Plotting Multiple Calendar Heatmaps
Step 1: Deriving attack by country object
In order to identify the top 4 countries with the highest number of attacks, the following steps need to be done:
count the number of attacks by country,
calculate the percent of attackes by country, and
save the results in a tibble data frame.
attacks_by_country <- count(
attacks, source_country) %>%
mutate(percent = percent(n/sum(n))) %>%
arrange(desc(n))Step 2: Preparing the tidy data frame
Extract the attack records of the top 4 countries from attacks data frame and save the data in a new tibble data frame (i.e. top4_attacks).
top4 <- attacks_by_country$source_country[1:4]

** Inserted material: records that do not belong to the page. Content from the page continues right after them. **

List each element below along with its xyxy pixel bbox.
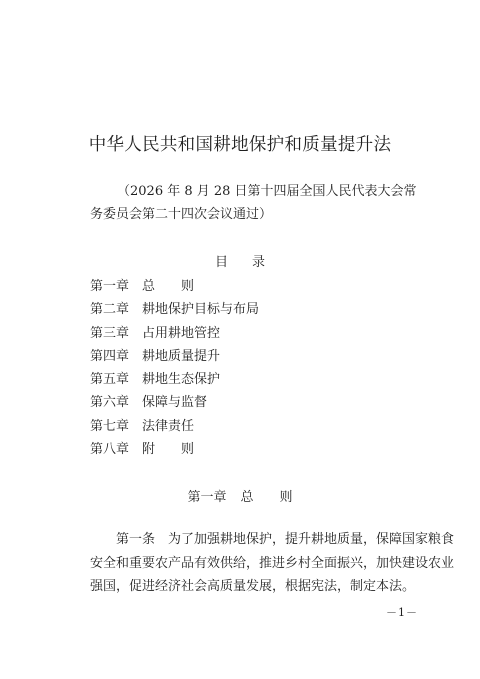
toc-item [90, 345, 259, 368]
toc-chapter-number: 第四章 [90, 348, 130, 364]
toc-chapter-name: 总 则 [142, 279, 195, 294]
toc-chapter-number: 第一章 [90, 279, 130, 294]
toc-item [90, 391, 259, 414]
page-number: －1－ [386, 606, 418, 619]
toc-item [90, 368, 259, 391]
toc-chapter-name: 耕地生态保护 [142, 372, 221, 388]
adoption-note-line-2: 务委员会第二十四次会议通过） [90, 207, 273, 222]
chapter-heading [0, 486, 480, 505]
toc-chapter-number: 第二章 [90, 302, 130, 318]
adoption-note-line-1: （2026 年 8 月 28 日第十四届全国人民代表大会常 [117, 184, 417, 199]
toc-item [90, 322, 259, 345]
toc-chapter-number: 第五章 [90, 372, 130, 388]
toc-item [90, 415, 259, 438]
toc-chapter-number: 第七章 [90, 418, 130, 434]
toc-chapter-name: 耕地保护目标与布局 [142, 302, 260, 318]
article-line-2: 安全和重要农产品有效供给，推进乡村全面振兴，加快建设农业 [90, 555, 455, 571]
article-line-3: 强国，促进经济社会高质量发展，根据宪法，制定本法。 [90, 579, 416, 594]
toc-chapter-name: 附 则 [142, 442, 195, 458]
toc-chapter-name: 保障与监督 [142, 395, 208, 411]
article-text-1: 为了加强耕地保护，提升耕地质量，保障国家粮食 [168, 532, 455, 547]
toc-item [90, 275, 259, 298]
article-label: 第一条 [116, 532, 156, 547]
toc-heading-left: 目 [214, 255, 228, 270]
toc-chapter-number: 第三章 [90, 325, 130, 341]
toc-item [90, 438, 259, 461]
table-of-contents [90, 275, 259, 461]
toc-item [90, 298, 259, 321]
adoption-note [90, 180, 417, 226]
article-line-1 [90, 528, 455, 552]
law-title: 中华人民共和国耕地保护和质量提升法 [88, 135, 392, 155]
chapter-heading-number: 第一章 [187, 490, 227, 505]
table-of-contents-heading [0, 251, 480, 270]
toc-chapter-name: 占用耕地管控 [142, 325, 221, 341]
toc-heading-right: 录 [252, 255, 266, 270]
toc-chapter-number: 第八章 [90, 442, 130, 458]
toc-chapter-number: 第六章 [90, 395, 130, 411]
article-paragraph [90, 528, 455, 599]
toc-chapter-name: 法律责任 [142, 418, 195, 434]
toc-chapter-name: 耕地质量提升 [142, 348, 221, 364]
chapter-heading-name: 总 则 [240, 490, 293, 505]
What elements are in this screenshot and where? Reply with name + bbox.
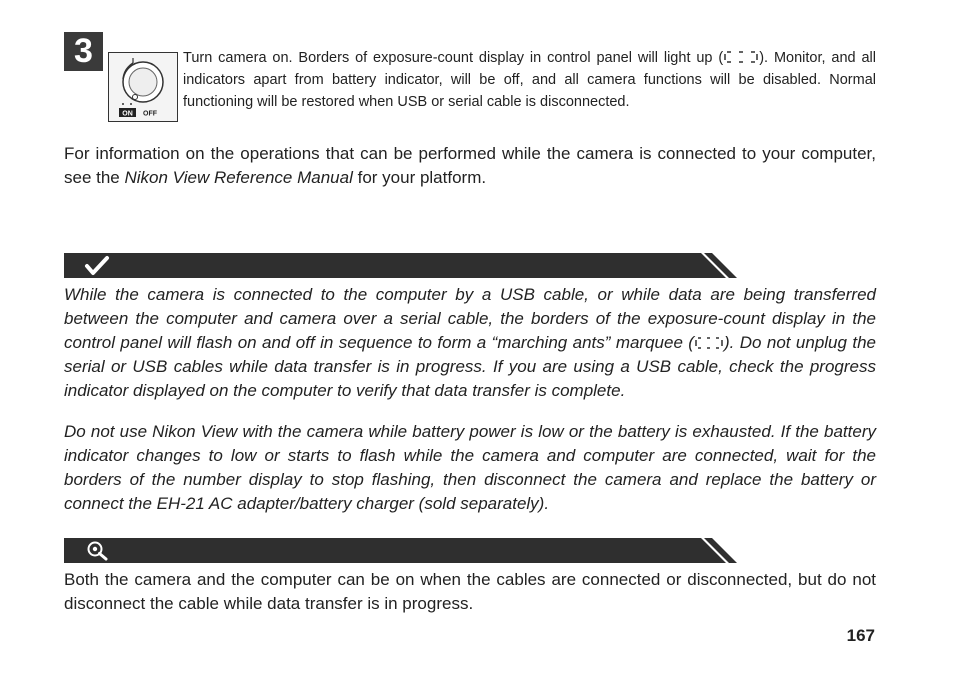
manual-title: Nikon View Reference Manual [124, 168, 353, 187]
power-switch-figure [108, 52, 178, 122]
battery-warning-note: Do not use Nikon View with the camera while battery power is low or the battery is exhausted. If the battery indicator changes to low or starts to flash while the camera and computer are connected, wait for the borders of the number display to stop flashing, then disconnect the camera and replace the battery or connect the EH-21 AC adapter/battery charger (sold separately). [64, 422, 876, 513]
cable-tip-paragraph: Both the camera and the computer can be on when the cables are connected or disconnected, but do not disconnect the cable while data transfer is in progress. [64, 570, 876, 613]
step-number-badge: 3 [64, 32, 103, 71]
switch-on-label: ON [122, 110, 133, 118]
check-note-header-bar [64, 253, 684, 278]
switch-off-label: OFF [143, 110, 157, 118]
usb-transfer-note: While the camera is connected to the computer by a USB cable, or while data are being transferred between the computer and camera over a serial cable, the borders of the exposure-count display in the control panel will flash on and off in sequence to form a “marching ants” marquee ( ). Do not unplug the serial or USB cables while data transfer is in progress. If you are using a USB cable, check the progress indicator displayed on the computer to verify that data transfer is complete. [64, 285, 876, 400]
tip-header-bar [64, 538, 684, 563]
tip-bar-cap [684, 538, 744, 563]
page-number: 167 [846, 626, 875, 645]
magnifier-tip-icon [86, 540, 110, 561]
checkmark-icon [84, 255, 110, 276]
power-switch-icon [109, 53, 177, 121]
intro-paragraph: For information on the operations that can be performed while the camera is connected to your computer, see the Nikon View Reference Manual for your platform. [64, 144, 876, 187]
exposure-count-border-icon [723, 50, 759, 64]
step-description: Turn camera on. Borders of exposure-count display in control panel will light up ( ). Monitor, and all indicators apart from battery indicator, will be off, and all camera functions will be disabled. Normal functioning will be restored when USB or serial cable is disconnected. [183, 50, 876, 110]
marching-ants-marquee-icon [694, 336, 724, 350]
check-note-bar-cap [684, 253, 744, 278]
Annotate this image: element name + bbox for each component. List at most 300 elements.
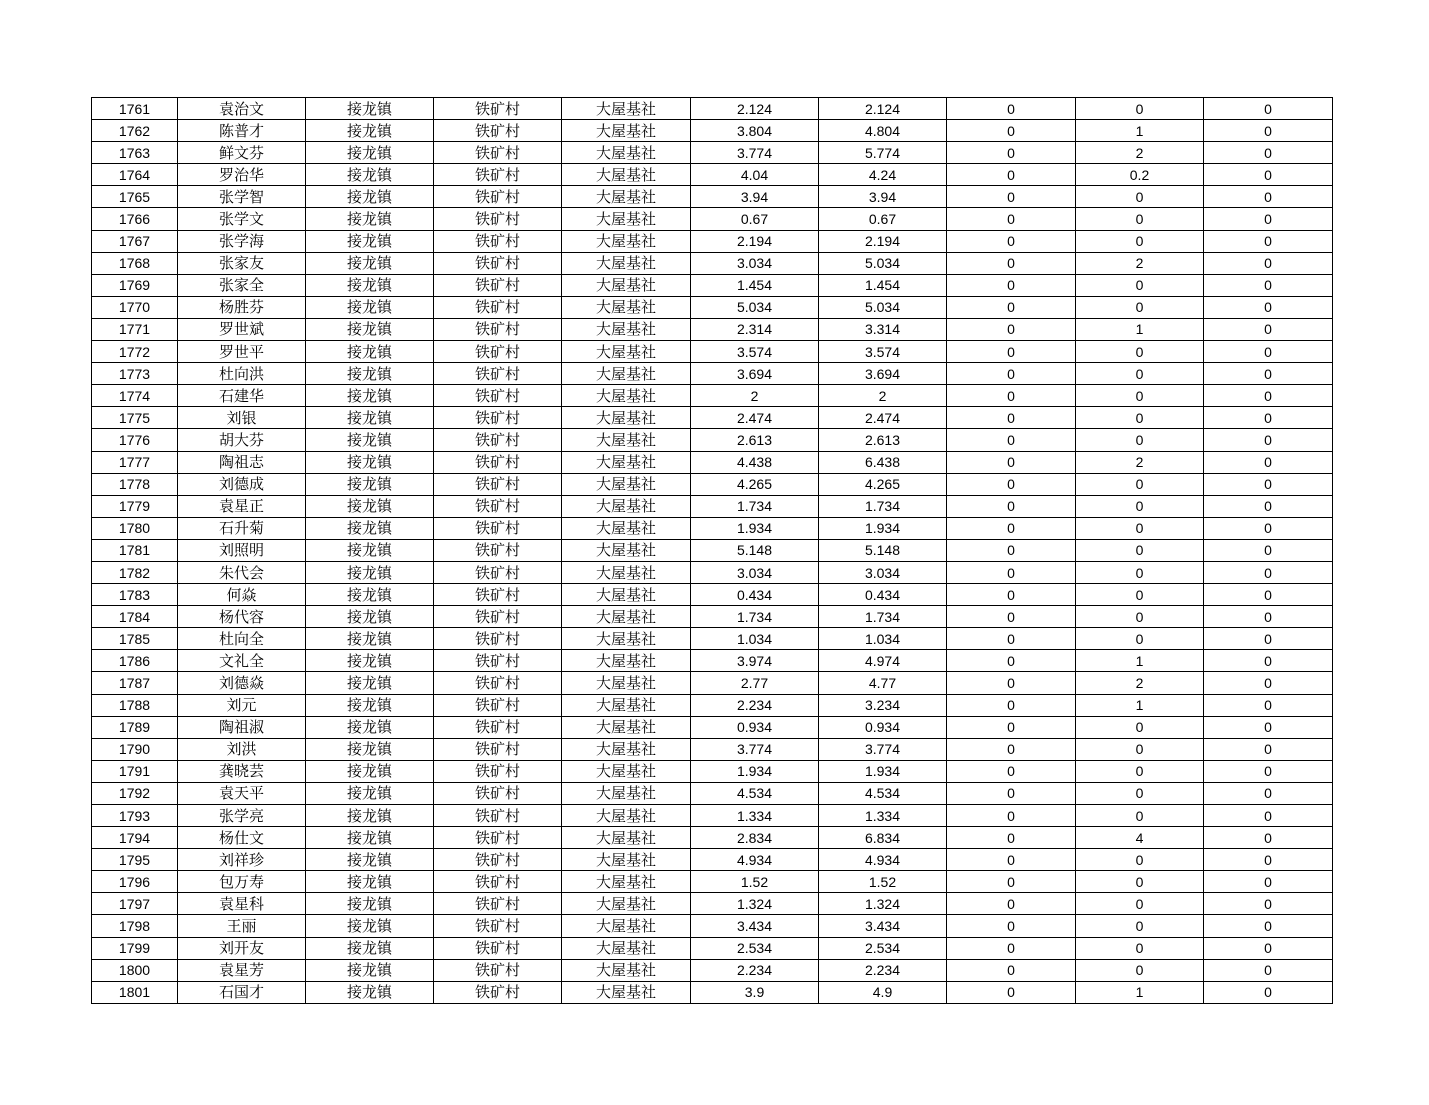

top4_attacks <- attacks %>%
filter(source_country %in% top4) %>%
count(source_country, wkday, hour) %>%
ungroup() %>%
mutate(source_country = factor(
source_country, levels = top4)) %>%
na.omit()Plotting Multiple Calendar Heatmaps
Step 3: Plotting the Multiple Calender Heatmap by using ggplot2 package.

ggplot(top4_attacks,
aes(hour,
wkday,
fill = n)) +
geom_tile(color = "white",
size = 0.1) +
theme_tufte(base_family = "Helvetica") +
coord_equal() +
scale_fill_gradient(name = "# of attacks",
low = "sky blue",
high = "dark blue") +
facet_wrap(~source_country, ncol = 2) +
labs(x = NULL, y = NULL,
title = "Attacks on top 4 countries by weekday and time of day") +
theme(axis.ticks = element_blank(),
axis.text.x = element_text(size = 7),
plot.title = element_text(hjust = 0.5),
legend.title = element_text(size = 8),
legend.text = element_text(size = 6) )Plotting Cycle Plot
Plot a cycle plot showing the time-series patterns and trend of visitor arrivals from Vietnam programmatically by using ggplot2 functions.
Step 1: Data Import
The code chunk below imports arrivals_by_air.xlsx by using read_excel() of readxl package and save it as a tibble data frame called air.
air <- read_excel("data/arrivals_by_air.xlsx")Step 2: Deriving month and year fields
Next, two new fields called month and year are derived from Month-Year field.
air$month <- factor(month(air$`Month-Year`),
levels=1:12,
labels=month.abb,
ordered=TRUE)
air$year <- year(ymd(air$`Month-Year`))Step 3: Extracting the target country
The code chunk below is use to extract data for the target country (i.e. Vietnam)
Vietnam <- air %>%
select(`Vietnam`,
month,
year) %>%
filter(year >= 2010)Step 4: Computing year average arrivals by month
The code chunk below uses group_by() and summarise() of dplyr to compute year average arrivals by month.
hline.data <- Vietnam %>%
group_by(month) %>%
summarise(avgvalue = mean(`Vietnam`))Step 5: Plotting the cycle plot
The code chunk below is used to plot the cycle plot
ggplot() +
geom_line(data=Vietnam,
aes(x=year,
y=`Vietnam`,
group=month),
colour="black") +
geom_hline(aes(yintercept=avgvalue),
data=hline.data,
linetype=6,
colour="red",
size=0.5) +
facet_grid(~month) +
labs(axis.text.x = element_blank(),
title = "Visitor arrivals from Vietnam by air, Jan 2010-Dec 2019") +
xlab("") +
ylab("No. of Visitors") +
theme_tufte(base_family = "Helvetica")
Plotting Slopegraph
CGPfunctions will be used. Refer to Using newggslopegraph to learn more about the function. Read more about newggslopegraph() and its arguments by referring to its documentation.
Step 1: Data Import
Import the rice data set into R environment by using the code chunk below.
rice <- read_csv("data/rice.csv")Step 2: Plotting the slopegraph
The code chunk below will be used to plot a basic slopegraph.

rice %>%
mutate(Year = factor(Year)) %>%
filter(Year %in% c(1961, 1980)) %>%
newggslopegraph(Year, Yield, Country,
Title = "Rice Yield of Top 11 Asian Counties",
SubTitle = "1961-1980",
Caption = "Prepared by: Dr. Kam Tin Seong")For effective data visualisation design, factor() is used convert the value type of Year field from numeric to factor.